Researchers observe mysterious radiation emanating from black hole at the center of our galaxy for the first time

  • Scientists captured a radiation flash from a black hole inside our galaxy
  • Imagery shows Sagittarius A growing 75 times brighter than normal in May  
  • Experts aren’t sure what caused the flash but say it may be due to a nearby star 
  • Findings will be  in an upcoming paper in The Astrophysical Journal Letters

Scientists say they have recorded a mysterious and unprecedented flash of radiation emanating from the black hole at the center of our galaxy. 

According to researchers from the University of California Los Angeles, UCLA, Sagittarius A*, a supermassive black hole that is 4 million times the mass of our sun, shot out a flash of radiation in May that is larger than anything ever witnessed. 

The sudden blast of brightness caused the black hole to grow 75 times brighter than usual levels, before returning to normal according to the scientists. 

A burst of radiation has captured the attention of astronomers observing a supper massive black hole at the center of our galaxy.

‘I was pretty surprised at first and then very excited,’ astronomer Tuan Do of the UCLA told ScienceAlert in a statement.

‘The black hole was so bright I at first mistook it for the star S0-2, because I had never seen Sgr A* that bright. 

‘Over the next few frames, though, it was clear the source was variable and had to be the black hole. I knew almost right away there was probably something interesting going on with the black hole.’ 

The phenomenon was captured by scientists using the WM Keck Observatory in Hawaii and was recorded over a four night period.

In a video from the scientists, the flash, which lasted for more than two hours, is reduced to just a few seconds via a time-lapse. 

Researchers say, though the event much brighter than any other observed in human history, it may have been even brighter than the data lets on since its peak brightness was captured at the start of the telescope’s imaging.

‘The black hole is always variable, but this was the brightest we’ve seen in the infrared so far. It was probably even brighter before we started observing that night!,’ said Do in a tweet.

While black holes regularly flicker, fluctuating slightly in brightness from moment to moment, large flashes like the one observed by scientists in May indicate that a larger object has been caught up by the black hole’s gravitational pull.

Scientists say they weren’t aware of anything travelling close enough to create that kind of friction, however. 

According to the researchers, the sudden flash is as mysterious as it is anomalous, but they hypothesize that it could be spurred by the close approach of a star called S0-2.  

The flash is seen above next to other objects in our galaxy and is shown coming close to a star dubbed SO-2

‘One of the possibilities is that the star S0-2, when it passed close to the black hole last year, changed the way gas flows into the black hole, and so more gas is falling on it, leading it to become more variable,’ Do told ScienceAlert.

SO-2 began to make its closet approach last year and came 17 light-years away from Sagittarius A. 

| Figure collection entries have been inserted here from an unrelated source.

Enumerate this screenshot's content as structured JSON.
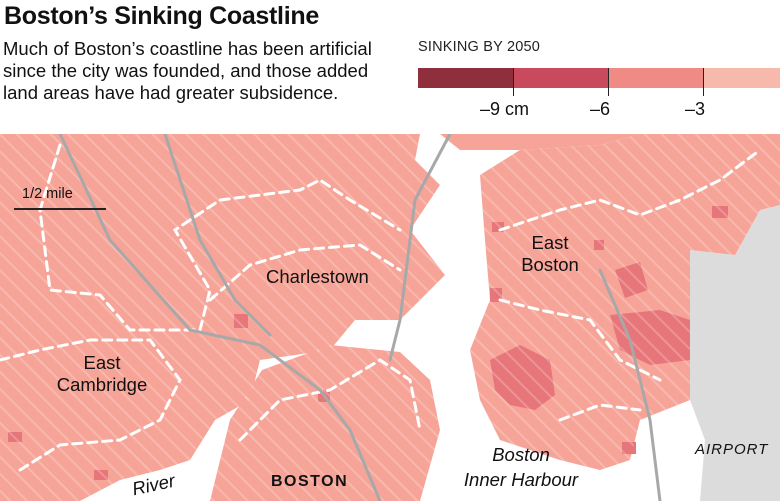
{
  "title": "Boston’s Sinking Coastline",
  "subtitle": "Much of Boston’s coastline has been artificial since the city was founded, and those added land areas have had greater subsidence.",
  "legend": {
    "title": "SINKING BY 2050",
    "swatches": [
      {
        "color": "#8f2f3e"
      },
      {
        "color": "#c94a5c"
      },
      {
        "color": "#f08a85"
      },
      {
        "color": "#f8b9ad"
      }
    ],
    "tick_labels": [
      "–9 cm",
      "–6",
      "–3"
    ]
  },
  "scale": {
    "label": "1/2 mile"
  },
  "places": {
    "charlestown": "Charlestown",
    "east_boston_1": "East",
    "east_boston_2": "Boston",
    "east_cambridge_1": "East",
    "east_cambridge_2": "Cambridge",
    "boston": "BOSTON",
    "harbour_1": "Boston",
    "harbour_2": "Inner Harbour",
    "airport": "AIRPORT",
    "river": "River"
  },
  "colors": {
    "land_base": "#f6a497",
    "water": "#ffffff",
    "grey_land": "#dcdcdc",
    "dark_patch": "#e7767b",
    "boundary": "#ffffff"
  }
}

As researchers pore over more data for answers, another teams like those at the Atacama Large Millimeter/submillimeter Array, ALMA, will also take a look as their telescopes were also observing the black hole throughout the last several months.

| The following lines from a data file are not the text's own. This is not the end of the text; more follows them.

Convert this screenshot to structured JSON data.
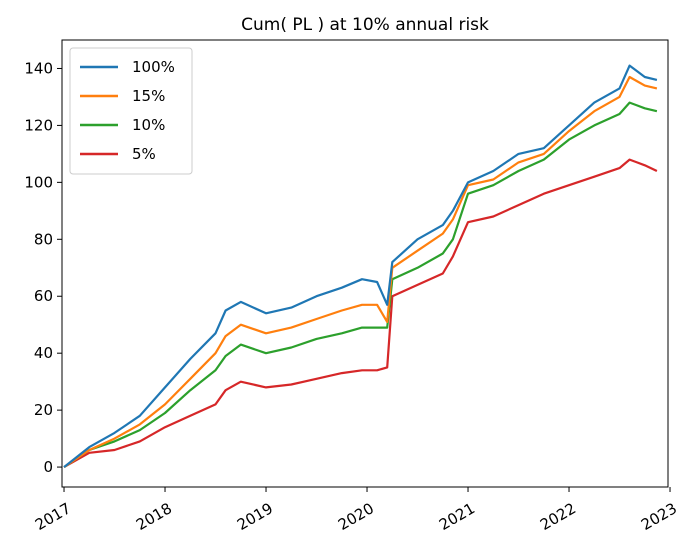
{
  "chart_data": {
    "type": "line",
    "title": "Cum( PL ) at 10% annual risk",
    "xlabel": "",
    "ylabel": "",
    "x_ticks": [
      "2017",
      "2018",
      "2019",
      "2020",
      "2021",
      "2022",
      "2023"
    ],
    "y_ticks": [
      0,
      20,
      40,
      60,
      80,
      100,
      120,
      140
    ],
    "xlim": [
      2016.98,
      2022.98
    ],
    "ylim": [
      -7,
      150
    ],
    "grid": false,
    "legend_position": "top-left",
    "x": [
      2017.0,
      2017.25,
      2017.5,
      2017.75,
      2018.0,
      2018.25,
      2018.5,
      2018.6,
      2018.75,
      2019.0,
      2019.25,
      2019.5,
      2019.75,
      2019.95,
      2020.1,
      2020.2,
      2020.25,
      2020.5,
      2020.75,
      2020.85,
      2021.0,
      2021.25,
      2021.5,
      2021.75,
      2022.0,
      2022.25,
      2022.5,
      2022.6,
      2022.75,
      2022.87
    ],
    "series": [
      {
        "name": "100%",
        "color": "#1f77b4",
        "values": [
          0,
          7,
          12,
          18,
          28,
          38,
          47,
          55,
          58,
          54,
          56,
          60,
          63,
          66,
          65,
          57,
          72,
          80,
          85,
          90,
          100,
          104,
          110,
          112,
          120,
          128,
          133,
          141,
          137,
          136
        ]
      },
      {
        "name": "15%",
        "color": "#ff7f0e",
        "values": [
          0,
          6,
          10,
          15,
          22,
          31,
          40,
          46,
          50,
          47,
          49,
          52,
          55,
          57,
          57,
          51,
          70,
          76,
          82,
          87,
          99,
          101,
          107,
          110,
          118,
          125,
          130,
          137,
          134,
          133
        ]
      },
      {
        "name": "10%",
        "color": "#2ca02c",
        "values": [
          0,
          6,
          9,
          13,
          19,
          27,
          34,
          39,
          43,
          40,
          42,
          45,
          47,
          49,
          49,
          49,
          66,
          70,
          75,
          80,
          96,
          99,
          104,
          108,
          115,
          120,
          124,
          128,
          126,
          125
        ]
      },
      {
        "name": "5%",
        "color": "#d62728",
        "values": [
          0,
          5,
          6,
          9,
          14,
          18,
          22,
          27,
          30,
          28,
          29,
          31,
          33,
          34,
          34,
          35,
          60,
          64,
          68,
          74,
          86,
          88,
          92,
          96,
          99,
          102,
          105,
          108,
          106,
          104
        ]
      }
    ]
  }
}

The findings of the phenomenon will be published in a yet-to-be-release paper in The Astrophysical Journal Letters and is now available on pre-print journal ArXiv.


The Galactic centre of the Milky Way is dominated by one resident, the supermassive black hole known as Sagittarius A* (Sgr A*).

Supermassive black holes are incredibly dense areas in the centre of galaxies with masses that can be billions of times that of the sun.

They act as intense sources of gravity which hoover up dust and gas around them. 

Evidence of a black hole at the centre of our galaxy was first presented by physicist Karl Jansky in 1931, when he discovered radio waves coming from the region. 

Pre-eminent yet invisible, Sgr A* has the mass equivalent to some four million suns.  

At just 26,000 light years from Earth, Sgr A* is one of very few black holes in the universe where we can actually witness the flow of matter nearby.

Less than one per cent of the material initially within the black hole’s gravitational influence reaches the event horizon, or point of no return, because much of it is ejected. 

Consequently, the X-ray emission from material near Sgr A* is remarkably faint, like that of most of the giant black holes in galaxies in the nearby universe.

The captured material needs to lose heat and angular momentum before being able to plunge into the black hole. The ejection of matter allows this loss to occur.